Profound Patent Foramen Ovale Shunting Unmasked by An Episode of Atrial Fibrillation

Document Type

Conference Proceeding - Restricted Access

Publication Date

5-11-2021

Publication Title

Journal of the American College of Cardiology

Abstract

Background

Patent foramen ovale (PFO) is a cardiac congenital anomaly found in 25-30% of the population. Most patients with PFO are asymptomatic, but a variety of manifestations can occur.

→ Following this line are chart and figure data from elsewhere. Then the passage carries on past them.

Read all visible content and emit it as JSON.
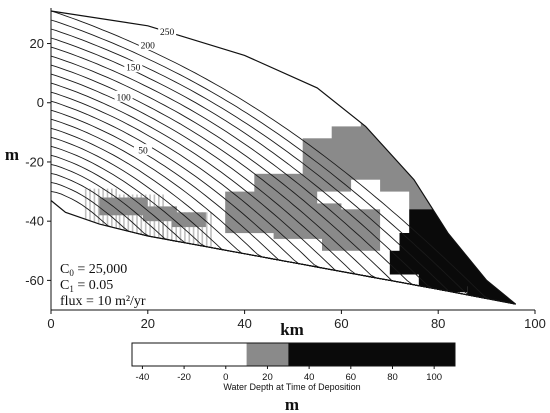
{
  "chart_data": {
    "type": "contour",
    "xlabel": "km",
    "ylabel": "m",
    "xlim": [
      0,
      100
    ],
    "ylim": [
      -70,
      32
    ],
    "xticks": [
      "0",
      "20",
      "40",
      "60",
      "80",
      "100"
    ],
    "yticks": [
      "20",
      "0",
      "-20",
      "-40",
      "-60"
    ],
    "contour_labels": [
      "250",
      "200",
      "150",
      "100",
      "50"
    ],
    "parameters": {
      "c0": "25,000",
      "c1": "0.05",
      "flux": "10 m²/yr"
    },
    "colorbar": {
      "title": "Water Depth at Time of Deposition",
      "label": "m",
      "ticks": [
        "-40",
        "-20",
        "0",
        "20",
        "40",
        "60",
        "80",
        "100"
      ],
      "range": [
        -45,
        110
      ],
      "bins": [
        {
          "from": -45,
          "to": 10,
          "color": "#ffffff"
        },
        {
          "from": 10,
          "to": 30,
          "color": "#8a8a8a"
        },
        {
          "from": 30,
          "to": 110,
          "color": "#0a0a0a"
        }
      ]
    },
    "surfaces": {
      "topography": [
        [
          0,
          31
        ],
        [
          20,
          26
        ],
        [
          40,
          16
        ],
        [
          55,
          5
        ],
        [
          65,
          -8
        ],
        [
          75,
          -26
        ],
        [
          82,
          -44
        ],
        [
          90,
          -60
        ],
        [
          96,
          -68
        ]
      ],
      "basement": [
        [
          0,
          -33
        ],
        [
          3,
          -37
        ],
        [
          10,
          -41
        ],
        [
          20,
          -45
        ],
        [
          40,
          -51
        ],
        [
          60,
          -57
        ],
        [
          80,
          -63
        ],
        [
          96,
          -68
        ]
      ]
    }
  }
}
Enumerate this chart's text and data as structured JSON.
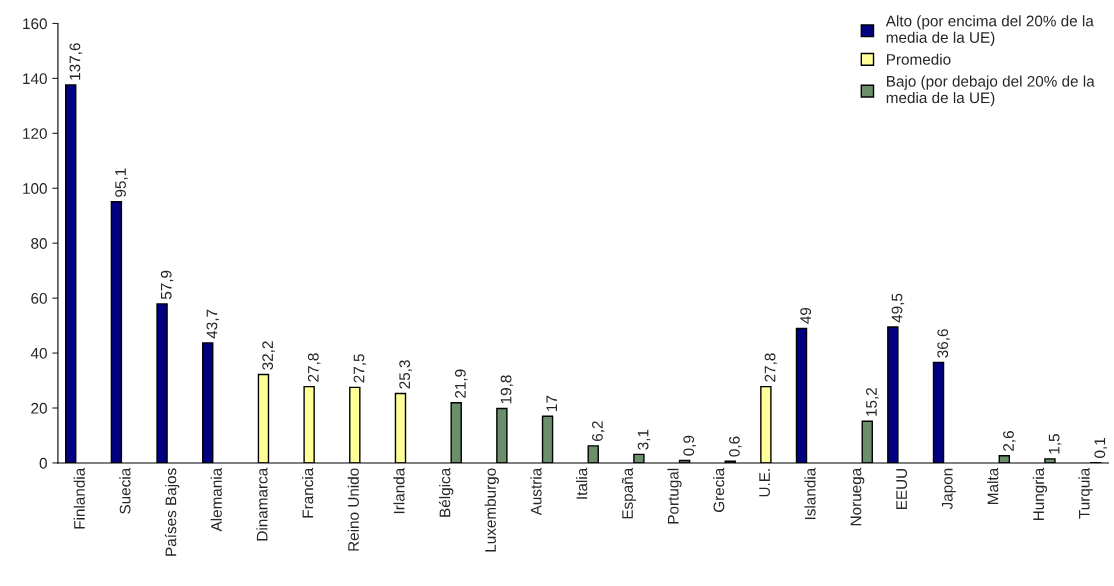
{
  "chart_data": {
    "type": "bar",
    "categories": [
      "Finlandia",
      "Suecia",
      "Países Bajos",
      "Alemania",
      "Dinamarca",
      "Francia",
      "Reino Unido",
      "Irlanda",
      "Bélgica",
      "Luxemburgo",
      "Austria",
      "Italia",
      "España",
      "Portugal",
      "Grecia",
      "U.E.",
      "Islandia",
      "Noruega",
      "EEUU",
      "Japon",
      "Malta",
      "Hungria",
      "Turquia"
    ],
    "series": [
      {
        "name": "Alto (por encima del 20% de la media de la UE)",
        "color": "#000080",
        "values": [
          137.6,
          95.1,
          57.9,
          43.7,
          null,
          null,
          null,
          null,
          null,
          null,
          null,
          null,
          null,
          null,
          null,
          null,
          49,
          null,
          49.5,
          36.6,
          null,
          null,
          null
        ],
        "value_labels": [
          "137,6",
          "95,1",
          "57,9",
          "43,7",
          null,
          null,
          null,
          null,
          null,
          null,
          null,
          null,
          null,
          null,
          null,
          null,
          "49",
          null,
          "49,5",
          "36,6",
          null,
          null,
          null
        ]
      },
      {
        "name": "Promedio",
        "color": "#ffff99",
        "values": [
          null,
          null,
          null,
          null,
          32.2,
          27.8,
          27.5,
          25.3,
          null,
          null,
          null,
          null,
          null,
          null,
          null,
          27.8,
          null,
          null,
          null,
          null,
          null,
          null,
          null
        ],
        "value_labels": [
          null,
          null,
          null,
          null,
          "32,2",
          "27,8",
          "27,5",
          "25,3",
          null,
          null,
          null,
          null,
          null,
          null,
          null,
          "27,8",
          null,
          null,
          null,
          null,
          null,
          null,
          null
        ]
      },
      {
        "name": "Bajo (por debajo del 20% de la media de la UE)",
        "color": "#6b8f6b",
        "values": [
          null,
          null,
          null,
          null,
          null,
          null,
          null,
          null,
          21.9,
          19.8,
          17,
          6.2,
          3.1,
          0.9,
          0.6,
          null,
          null,
          15.2,
          null,
          null,
          2.6,
          1.5,
          0.1
        ],
        "value_labels": [
          null,
          null,
          null,
          null,
          null,
          null,
          null,
          null,
          "21,9",
          "19,8",
          "17",
          "6,2",
          "3,1",
          "0,9",
          "0,6",
          null,
          null,
          "15,2",
          null,
          null,
          "2,6",
          "1,5",
          "0,1"
        ]
      }
    ],
    "ylim": [
      0,
      160
    ],
    "yticks": [
      0,
      20,
      40,
      60,
      80,
      100,
      120,
      140,
      160
    ],
    "grid": false,
    "legend": "top right"
  }
}
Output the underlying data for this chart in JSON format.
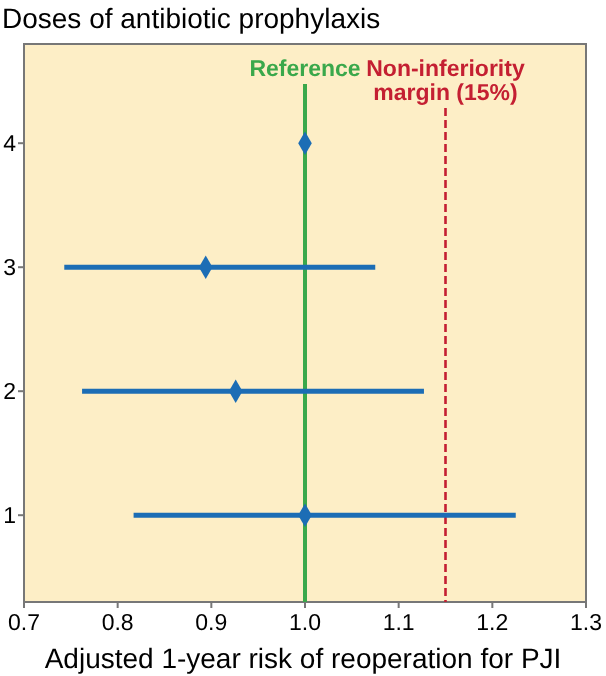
{
  "chart_data": {
    "type": "scatter",
    "ylabel": "Doses of antibiotic prophylaxis",
    "xlabel": "Adjusted 1-year risk of reoperation for PJI",
    "series": [
      {
        "color": "#1c6db5",
        "x": [
          1.0,
          0.894,
          0.926,
          1.0
        ],
        "values": [
          4,
          3,
          2,
          1
        ],
        "xerrors": [
          null,
          [
            0.743,
            1.075
          ],
          [
            0.762,
            1.127
          ],
          [
            0.817,
            1.225
          ]
        ]
      }
    ],
    "marker": "diamond",
    "xlim": [
      0.7,
      1.3
    ],
    "xticks": [
      0.7,
      0.8,
      0.9,
      {
        "value": 1,
        "label": "1.0"
      },
      1.1,
      1.2,
      1.3
    ],
    "ylim": [
      0.3,
      4.8
    ],
    "yticks": [
      1,
      2,
      3,
      4
    ],
    "ref_lines": [
      {
        "axis": "x",
        "value": 1,
        "label": "Reference",
        "color": "#3aa84b",
        "line_style": "solid"
      },
      {
        "axis": "x",
        "value": 1.15,
        "label": "Non-inferiority margin (15%)",
        "color": "#c41f32",
        "line_style": "dashed"
      }
    ],
    "grid": false
  }
}
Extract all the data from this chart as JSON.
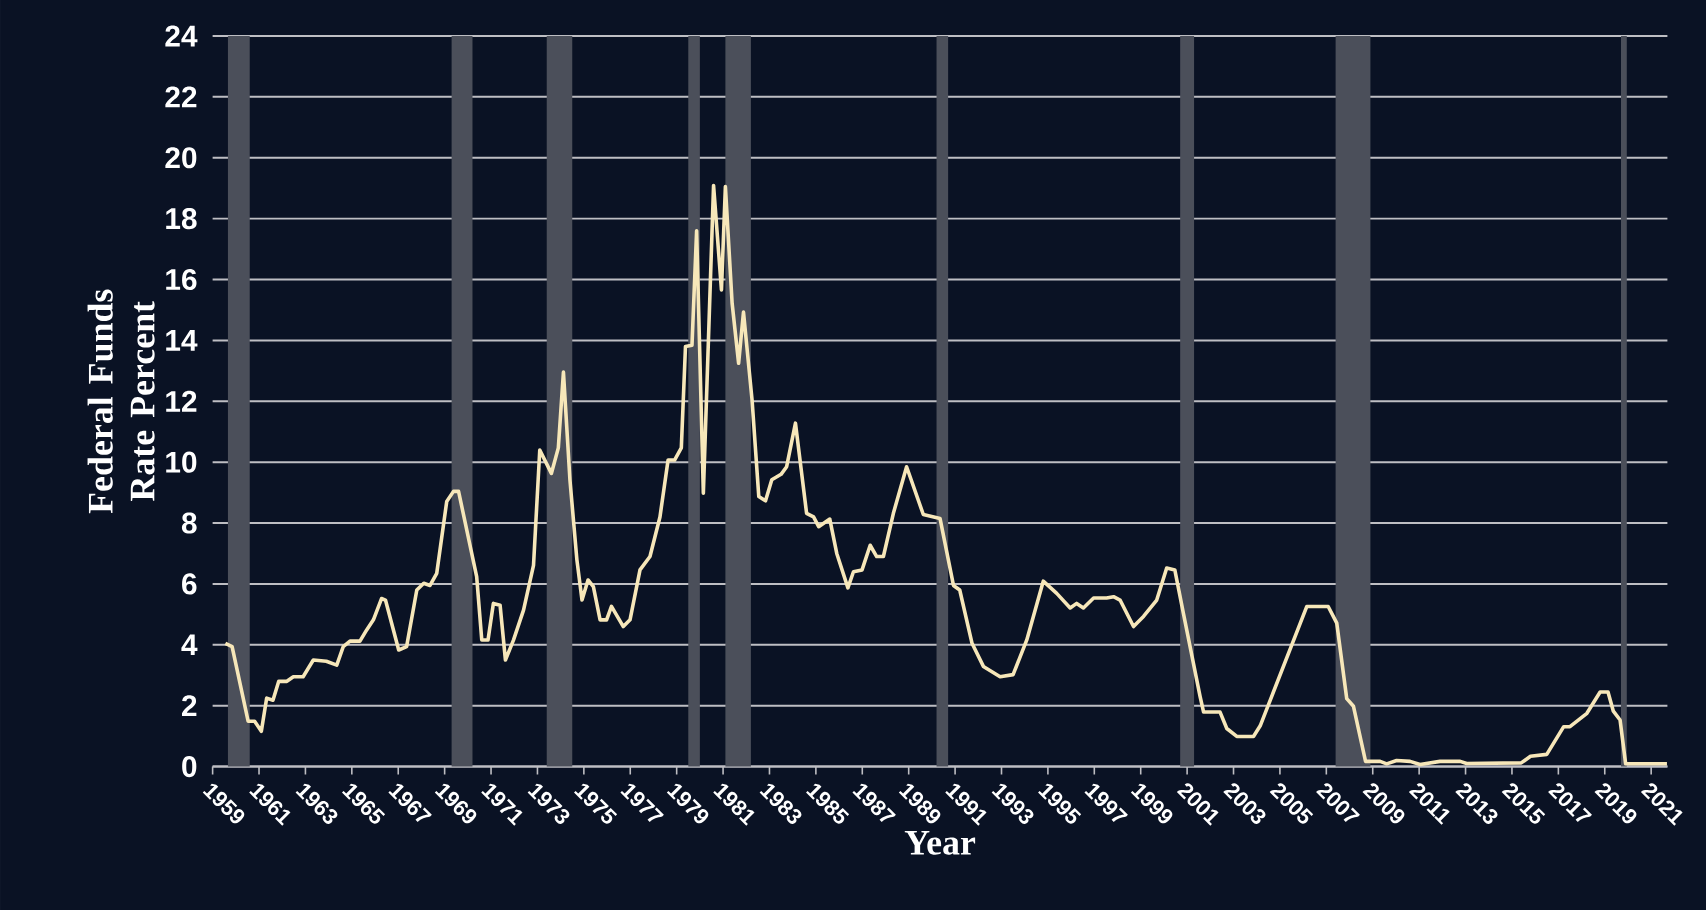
{
  "chart_data": {
    "type": "line",
    "xlabel": "Year",
    "ylabel": "Federal Funds Rate Percent",
    "x": [
      1959.55,
      1959.84,
      1960.53,
      1960.81,
      1961.1,
      1961.33,
      1961.6,
      1961.85,
      1962.2,
      1962.48,
      1962.9,
      1963.34,
      1963.9,
      1964.35,
      1964.63,
      1964.92,
      1965.35,
      1965.64,
      1965.93,
      1966.28,
      1966.45,
      1967.02,
      1967.36,
      1967.8,
      1968.1,
      1968.37,
      1968.66,
      1969.09,
      1969.38,
      1969.6,
      1970.38,
      1970.6,
      1970.87,
      1971.1,
      1971.39,
      1971.62,
      1971.97,
      1972.4,
      1972.83,
      1973.1,
      1973.6,
      1973.9,
      1974.12,
      1974.4,
      1974.7,
      1974.92,
      1975.18,
      1975.41,
      1975.7,
      1975.98,
      1976.19,
      1976.7,
      1976.99,
      1977.42,
      1977.85,
      1978.28,
      1978.63,
      1978.91,
      1979.2,
      1979.38,
      1979.66,
      1979.86,
      1980.15,
      1980.59,
      1980.93,
      1981.1,
      1981.39,
      1981.67,
      1981.88,
      1982.25,
      1982.54,
      1982.83,
      1983.1,
      1983.5,
      1983.74,
      1984.12,
      1984.6,
      1984.9,
      1985.12,
      1985.6,
      1985.9,
      1986.38,
      1986.62,
      1986.99,
      1987.34,
      1987.62,
      1987.91,
      1988.34,
      1988.91,
      1989.63,
      1990.35,
      1990.93,
      1991.2,
      1991.73,
      1992.22,
      1992.94,
      1993.5,
      1994.09,
      1994.8,
      1995.38,
      1995.96,
      1996.24,
      1996.53,
      1996.97,
      1997.53,
      1997.83,
      1998.11,
      1998.69,
      1999.12,
      1999.69,
      2000.12,
      2000.47,
      2000.84,
      2001.56,
      2001.71,
      2002.42,
      2002.71,
      2003.14,
      2003.86,
      2004.15,
      2006.16,
      2007.08,
      2007.45,
      2007.88,
      2008.17,
      2008.69,
      2009.32,
      2009.6,
      2010.03,
      2010.61,
      2011.04,
      2011.9,
      2012.77,
      2013.05,
      2015.4,
      2015.8,
      2016.5,
      2017.23,
      2017.5,
      2018.23,
      2018.8,
      2019.14,
      2019.37,
      2019.66,
      2019.9,
      2021.68
    ],
    "series": [
      {
        "color": "#f7e7b9",
        "values": [
          4.05,
          3.94,
          1.49,
          1.49,
          1.16,
          2.25,
          2.18,
          2.8,
          2.8,
          2.95,
          2.95,
          3.5,
          3.46,
          3.33,
          3.94,
          4.12,
          4.12,
          4.49,
          4.82,
          5.52,
          5.47,
          3.83,
          3.94,
          5.8,
          6.02,
          5.95,
          6.35,
          8.71,
          9.04,
          9.04,
          6.24,
          4.16,
          4.16,
          5.36,
          5.3,
          3.5,
          4.16,
          5.14,
          6.61,
          10.4,
          9.63,
          10.47,
          12.96,
          9.42,
          6.79,
          5.47,
          6.13,
          5.91,
          4.82,
          4.82,
          5.26,
          4.6,
          4.82,
          6.46,
          6.9,
          8.2,
          10.07,
          10.07,
          10.47,
          13.8,
          13.84,
          17.6,
          8.98,
          19.09,
          15.66,
          19.05,
          15.22,
          13.25,
          14.93,
          12.04,
          8.87,
          8.73,
          9.42,
          9.6,
          9.85,
          11.28,
          8.32,
          8.2,
          7.88,
          8.13,
          7.0,
          5.87,
          6.4,
          6.46,
          7.27,
          6.9,
          6.9,
          8.32,
          9.85,
          8.28,
          8.15,
          5.95,
          5.8,
          4.05,
          3.29,
          2.95,
          3.02,
          4.16,
          6.09,
          5.69,
          5.21,
          5.36,
          5.21,
          5.54,
          5.54,
          5.58,
          5.47,
          4.6,
          4.93,
          5.47,
          6.52,
          6.46,
          5.03,
          2.3,
          1.79,
          1.79,
          1.25,
          0.99,
          0.99,
          1.34,
          5.26,
          5.26,
          4.71,
          2.23,
          1.98,
          0.17,
          0.17,
          0.09,
          0.2,
          0.17,
          0.07,
          0.17,
          0.17,
          0.1,
          0.12,
          0.34,
          0.4,
          1.31,
          1.31,
          1.75,
          2.45,
          2.45,
          1.82,
          1.53,
          0.09,
          0.09
        ]
      }
    ],
    "xlim": [
      1959,
      2021.7
    ],
    "ylim": [
      0,
      24
    ],
    "xticks": [
      1959,
      1961,
      1963,
      1965,
      1967,
      1969,
      1971,
      1973,
      1975,
      1977,
      1979,
      1981,
      1983,
      1985,
      1987,
      1989,
      1991,
      1993,
      1995,
      1997,
      1999,
      2001,
      2003,
      2005,
      2007,
      2009,
      2011,
      2013,
      2015,
      2017,
      2019,
      2021
    ],
    "yticks": [
      0,
      2,
      4,
      6,
      8,
      10,
      12,
      14,
      16,
      18,
      20,
      22,
      24
    ],
    "grid": "y",
    "line_style": "solid",
    "bands": [
      {
        "axis": "x",
        "from": 1959.66,
        "to": 1960.6,
        "color": "#4b4f5a"
      },
      {
        "axis": "x",
        "from": 1969.3,
        "to": 1970.2,
        "color": "#4b4f5a"
      },
      {
        "axis": "x",
        "from": 1973.4,
        "to": 1974.5,
        "color": "#4b4f5a"
      },
      {
        "axis": "x",
        "from": 1979.5,
        "to": 1980.0,
        "color": "#4b4f5a"
      },
      {
        "axis": "x",
        "from": 1981.1,
        "to": 1982.2,
        "color": "#4b4f5a"
      },
      {
        "axis": "x",
        "from": 1990.2,
        "to": 1990.7,
        "color": "#4b4f5a"
      },
      {
        "axis": "x",
        "from": 2000.7,
        "to": 2001.3,
        "color": "#4b4f5a"
      },
      {
        "axis": "x",
        "from": 2007.4,
        "to": 2008.9,
        "color": "#4b4f5a"
      },
      {
        "axis": "x",
        "from": 2019.7,
        "to": 2019.95,
        "color": "#4b4f5a"
      }
    ]
  }
}
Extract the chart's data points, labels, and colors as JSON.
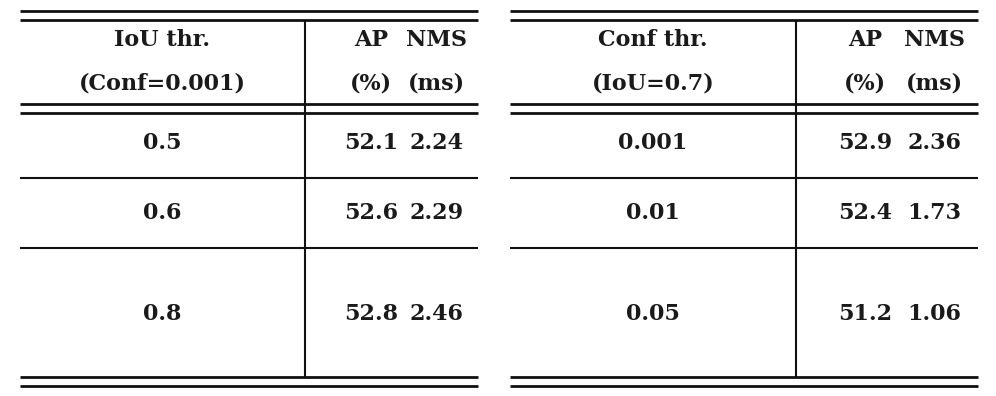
{
  "left_headers_line1": [
    "IoU thr.",
    "AP",
    "NMS"
  ],
  "left_headers_line2": [
    "(Conf=0.001)",
    "(%)",
    "(ms)"
  ],
  "right_headers_line1": [
    "Conf thr.",
    "AP",
    "NMS"
  ],
  "right_headers_line2": [
    "(IoU=0.7)",
    "(%)",
    "(ms)"
  ],
  "left_rows": [
    [
      "0.5",
      "52.1",
      "2.24"
    ],
    [
      "0.6",
      "52.6",
      "2.29"
    ],
    [
      "0.8",
      "52.8",
      "2.46"
    ]
  ],
  "right_rows": [
    [
      "0.001",
      "52.9",
      "2.36"
    ],
    [
      "0.01",
      "52.4",
      "1.73"
    ],
    [
      "0.05",
      "51.2",
      "1.06"
    ]
  ],
  "bg_color": "#ffffff",
  "text_color": "#1a1a1a",
  "line_color": "#111111",
  "header_fontsize": 16,
  "data_fontsize": 16,
  "figsize": [
    9.96,
    3.96
  ],
  "dpi": 100
}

Indications for closure of PFO include cryptogenic strokes, platypnea-orthodeoxia syndrome, and decompression sickness.

Case

A 67 year-old-woman with paroxysmal atrial fibrillation (afib) and severe tricuspid regurgitation (TR) who previously declined valve repair, developed afib with rapid ventricular response (RVR) requiring hospitalization. Patient subsequently became hypoxemic refractory to 100% FiO2 via mechanical ventilation. CT scan was negative for pulmonary embolism. Transesophageal echocardiogram showed severe TR with right atrial and ventricular enlargement and PFO with a large right-to-left interatrial shunt (Figure 1A).

Decision-making

It was believed that refractory hypoxemia was due to worsening right-to-left interatrial shunting. This likely occurred due to chronic, severe TR and changes in atrial compliance in the setting of afib with RVR, favoring more right-to-left shunting. Patient underwent transcatheter PFO closure with immediate resolution of hypoxia (Figure 1B). Repeat echocardiogram demonstrated no residual shunt (Figure 1C). TR was managed medically.

Conclusion

This case highlights that PFO shunting can acutely increase in the setting of chronic right heart overload and superimposed afib with RVR. Timely transcatheter PFO closure can be an effective intervention.

Volume

77

Issue

18

First Page

2395

Comments

70th Annual Scientific Session and Expo of the American-College-of-Cardiology (ACC), Virtual, May 15-17, 2021.